Fulbright Scholar, Basia Irland, is an artist, author, and activist who creates international large-scale community-based water projects featured in her books, “Water Library” (University of New Mexico Press, 2007) and “Reading the River, The Ecological Activist Art of Basia Irland” (Museum De Domijnen, The Netherlands, 2017). She is Professor Emerita, Department of Art, University of New Mexico, where she co-founded the Art & Ecology Program.

Irland’s website, basiairland.com, contains extensive documentation of her work, including collaborations with scientists, essays about global waterways written for National Geographic, and images from her museum retrospective in the Netherlands. She has created world-wide projects including, Waterborne Disease Scrolls that are based on research done with epidemiologists in Nepal, Egypt, India, and Ethiopia; A Gathering of Waters, which fosters dialogue and connects communities along the entire length of rivers that are accompanied by portable Repositories; and Ice Receding/Books Reseeding, hand-carved ephemeral Ice Books embedded with native seed texts that are floated down streams to aid with riparian restoration. She has constructed rainwater harvesting systems and produced documentaries about water.
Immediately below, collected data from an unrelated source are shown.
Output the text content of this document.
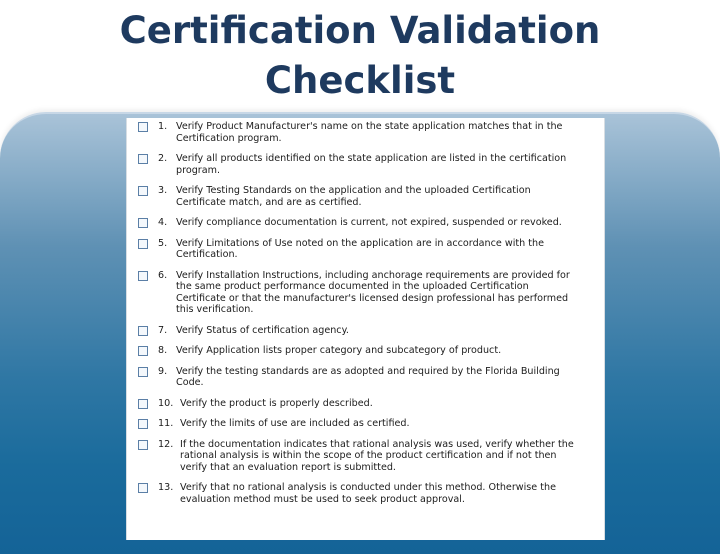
Certification Validation
Checklist
1. Verify Product Manufacturer's name on the state application matches that in the Certification program.
2. Verify all products identified on the state application are listed in the certification program.
3. Verify Testing Standards on the application and the uploaded Certification Certificate match, and are as certified.
4. Verify compliance documentation is current, not expired, suspended or revoked.
5. Verify Limitations of Use noted on the application are in accordance with the Certification.
6. Verify Installation Instructions, including anchorage requirements are provided for the same product performance documented in the uploaded Certification Certificate or that the manufacturer's licensed design professional has performed this verification.
7. Verify Status of certification agency.
8. Verify Application lists proper category and subcategory of product.
9. Verify the testing standards are as adopted and required by the Florida Building Code.
10. Verify the product is properly described.
11. Verify the limits of use are included as certified.
12. If the documentation indicates that rational analysis was used, verify whether the rational analysis is within the scope of the product certification and if not then verify that an evaluation report is submitted.
13. Verify that no rational analysis is conducted under this method. Otherwise the evaluation method must be used to seek product approval.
In 2015-2016, Irland had a major retrospective exhibition at the Museum De Domijnen, the Netherlands, curated by Roel Arkesteijn. She has lectured globally and was the keynote speaker, along with Amitav Ghosh, for an ecology conference at Nanyang Technological University, Singapore, 2018. Irland was invited by the United Nations in France to write a chapter about American rivers for a book, “Water Culture,” published by UNESCO, and she is a Knowledge Network Expert for the United Nations’ Harmony with Nature platform. In 2021-2022, she represented the United States in the 15 Bienal de Cuenca, Ecuador, curated by Blanca de la Torre. Her projects have been featured in over 70 international publications.